Oggi i cambiamenti climatici rappresentano una crisi ambientale collettiva e globale, e minacciano il godimento dei diritti fondamentali dell’individuo quali il diritto alla vita, alla vita familiare, all’ambiente salubre, alla salute ed altri. Tra di essi, va ricompreso anche il diritto (di ultima generazione) ad un clima sicuro.

Con questa consapevolezza diverse associazioni, comitati e realtà sociali, in uno a diversi individui, hanno deciso di intraprendere un giudizio mai intentato prima in Italia, tramite cui chiamare in causa lo Stato per inadempienza rispetto alle politiche di mitigazione dei cambiamenti climatici con conseguente violazione di alcuni diritti fondamentali.

Questo giudizio è accompagnato da una campagna di sensibilizzazione intitolata “Giudizio Universale”; la campagna è volta al sostegno ed alla promozione di tale azione legale e s’inserisce a pieno nel solco di altre “climate litigation” portate avanti in diversi paesi europei e negli Stati Uniti.

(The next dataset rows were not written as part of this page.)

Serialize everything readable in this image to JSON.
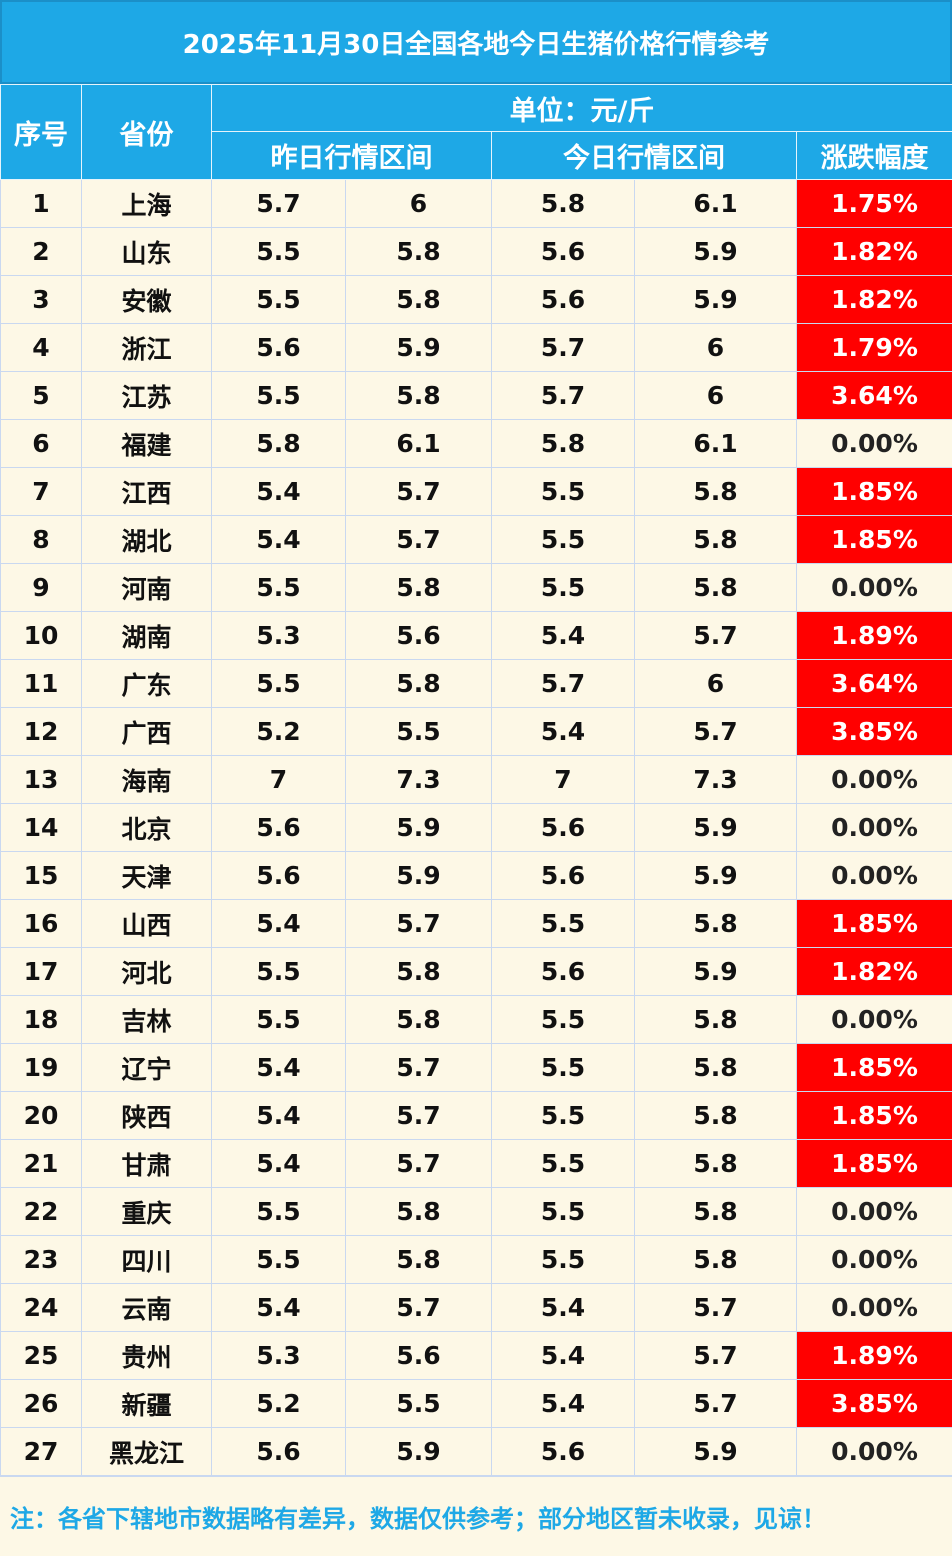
{
  "title": "2025年11月30日全国各地今日生猪价格行情参考",
  "headers": {
    "index": "序号",
    "province": "省份",
    "unit": "单位：元/斤",
    "yesterday": "昨日行情区间",
    "today": "今日行情区间",
    "change": "涨跌幅度"
  },
  "colors": {
    "header_bg": "#1ea8e6",
    "up_bg": "#ff0000",
    "body_bg": "#fdf8e6"
  },
  "rows": [
    {
      "no": "1",
      "province": "上海",
      "y_low": "5.7",
      "y_high": "6",
      "t_low": "5.8",
      "t_high": "6.1",
      "change": "1.75%",
      "up": true
    },
    {
      "no": "2",
      "province": "山东",
      "y_low": "5.5",
      "y_high": "5.8",
      "t_low": "5.6",
      "t_high": "5.9",
      "change": "1.82%",
      "up": true
    },
    {
      "no": "3",
      "province": "安徽",
      "y_low": "5.5",
      "y_high": "5.8",
      "t_low": "5.6",
      "t_high": "5.9",
      "change": "1.82%",
      "up": true
    },
    {
      "no": "4",
      "province": "浙江",
      "y_low": "5.6",
      "y_high": "5.9",
      "t_low": "5.7",
      "t_high": "6",
      "change": "1.79%",
      "up": true
    },
    {
      "no": "5",
      "province": "江苏",
      "y_low": "5.5",
      "y_high": "5.8",
      "t_low": "5.7",
      "t_high": "6",
      "change": "3.64%",
      "up": true
    },
    {
      "no": "6",
      "province": "福建",
      "y_low": "5.8",
      "y_high": "6.1",
      "t_low": "5.8",
      "t_high": "6.1",
      "change": "0.00%",
      "up": false
    },
    {
      "no": "7",
      "province": "江西",
      "y_low": "5.4",
      "y_high": "5.7",
      "t_low": "5.5",
      "t_high": "5.8",
      "change": "1.85%",
      "up": true
    },
    {
      "no": "8",
      "province": "湖北",
      "y_low": "5.4",
      "y_high": "5.7",
      "t_low": "5.5",
      "t_high": "5.8",
      "change": "1.85%",
      "up": true
    },
    {
      "no": "9",
      "province": "河南",
      "y_low": "5.5",
      "y_high": "5.8",
      "t_low": "5.5",
      "t_high": "5.8",
      "change": "0.00%",
      "up": false
    },
    {
      "no": "10",
      "province": "湖南",
      "y_low": "5.3",
      "y_high": "5.6",
      "t_low": "5.4",
      "t_high": "5.7",
      "change": "1.89%",
      "up": true
    },
    {
      "no": "11",
      "province": "广东",
      "y_low": "5.5",
      "y_high": "5.8",
      "t_low": "5.7",
      "t_high": "6",
      "change": "3.64%",
      "up": true
    },
    {
      "no": "12",
      "province": "广西",
      "y_low": "5.2",
      "y_high": "5.5",
      "t_low": "5.4",
      "t_high": "5.7",
      "change": "3.85%",
      "up": true
    },
    {
      "no": "13",
      "province": "海南",
      "y_low": "7",
      "y_high": "7.3",
      "t_low": "7",
      "t_high": "7.3",
      "change": "0.00%",
      "up": false
    },
    {
      "no": "14",
      "province": "北京",
      "y_low": "5.6",
      "y_high": "5.9",
      "t_low": "5.6",
      "t_high": "5.9",
      "change": "0.00%",
      "up": false
    },
    {
      "no": "15",
      "province": "天津",
      "y_low": "5.6",
      "y_high": "5.9",
      "t_low": "5.6",
      "t_high": "5.9",
      "change": "0.00%",
      "up": false
    },
    {
      "no": "16",
      "province": "山西",
      "y_low": "5.4",
      "y_high": "5.7",
      "t_low": "5.5",
      "t_high": "5.8",
      "change": "1.85%",
      "up": true
    },
    {
      "no": "17",
      "province": "河北",
      "y_low": "5.5",
      "y_high": "5.8",
      "t_low": "5.6",
      "t_high": "5.9",
      "change": "1.82%",
      "up": true
    },
    {
      "no": "18",
      "province": "吉林",
      "y_low": "5.5",
      "y_high": "5.8",
      "t_low": "5.5",
      "t_high": "5.8",
      "change": "0.00%",
      "up": false
    },
    {
      "no": "19",
      "province": "辽宁",
      "y_low": "5.4",
      "y_high": "5.7",
      "t_low": "5.5",
      "t_high": "5.8",
      "change": "1.85%",
      "up": true
    },
    {
      "no": "20",
      "province": "陕西",
      "y_low": "5.4",
      "y_high": "5.7",
      "t_low": "5.5",
      "t_high": "5.8",
      "change": "1.85%",
      "up": true
    },
    {
      "no": "21",
      "province": "甘肃",
      "y_low": "5.4",
      "y_high": "5.7",
      "t_low": "5.5",
      "t_high": "5.8",
      "change": "1.85%",
      "up": true
    },
    {
      "no": "22",
      "province": "重庆",
      "y_low": "5.5",
      "y_high": "5.8",
      "t_low": "5.5",
      "t_high": "5.8",
      "change": "0.00%",
      "up": false
    },
    {
      "no": "23",
      "province": "四川",
      "y_low": "5.5",
      "y_high": "5.8",
      "t_low": "5.5",
      "t_high": "5.8",
      "change": "0.00%",
      "up": false
    },
    {
      "no": "24",
      "province": "云南",
      "y_low": "5.4",
      "y_high": "5.7",
      "t_low": "5.4",
      "t_high": "5.7",
      "change": "0.00%",
      "up": false
    },
    {
      "no": "25",
      "province": "贵州",
      "y_low": "5.3",
      "y_high": "5.6",
      "t_low": "5.4",
      "t_high": "5.7",
      "change": "1.89%",
      "up": true
    },
    {
      "no": "26",
      "province": "新疆",
      "y_low": "5.2",
      "y_high": "5.5",
      "t_low": "5.4",
      "t_high": "5.7",
      "change": "3.85%",
      "up": true
    },
    {
      "no": "27",
      "province": "黑龙江",
      "y_low": "5.6",
      "y_high": "5.9",
      "t_low": "5.6",
      "t_high": "5.9",
      "change": "0.00%",
      "up": false
    }
  ],
  "note": "注：各省下辖地市数据略有差异，数据仅供参考；部分地区暂未收录，见谅！"
}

Di recente, un caso per molti aspetti simile al “Giudizio Universale” che si è celebrato in Olanda è culminato con una sentenza di accoglimento: infatti la Corte di Appello dell’Aja ha condannato lo Stato olandese a tagliare le emissioni al fine di perseguire una politica climatica più efficace.

Formalmente la causa sarà promossa da associazioni e comitati, cittadini e genitori in rappresentanza dei figli e delle generazioni future. I ricorrenti, sostanzialmente, opereranno nella veste di “difensori dei diritti umani” e saranno assistiti da un team legale composto da avvocati e docenti universitari e precisamente dall’Avv. Luca Saltalamacchia, esperto di tutela dei diritti umani e ambientali, dall’Avv. Raffaele Cesari, esperto di Diritto civile dell’ambiente, insieme al Prof. Michele Carducci, dell’Università del Salento, esperto di Diritto climatico.

La premessa su cui si basa “Giudizio Universale” è che le acquisizioni scientifiche condivise, proprio perché non controverse, vincolano gli Stati e costituiscono un parametro di verifica della loro condotta, sia a livello internazionale che nazionale. Pertanto se lo Stato si discosta da tempi, limiti e modalità stabiliti a livello internazionale e suffragati dalla scienza condivisa, deve dimostrare di agire sulla base di proprie evidenze scientificamente accessibili e verificabili, in grado di rassicurare i cittadini sul buon esito delle sue decisioni.

I ricorrenti rivendicano il rispetto di alcuni diritti fondamentali ma anche di diritti più specifici, come quello a essere informati sulle basi scientifiche che orientano le decisioni dello Stato, nonché il diritto umano al clima sicuro, ovvero il diritto a pretendere che le azioni attuali dello Stato garantiscano uno spazio operativo sicuro, di medio e lungo periodo, di controllo e stabilità dei cambiamenti climatici.

L’azione, quindi, non ha affatto un valore meramente simbolico, ma mira ad ottenere un modo nuovo di agire dello Stato, più attento ai diritti umani dei cittadini verso l’ambiente, il clima e le generazioni future, in ottemperanza alle obbligazioni che lo Stato ha in tal senso per effetto della Costituzione, degli accordi internazionali e delle norme di rango nazionale.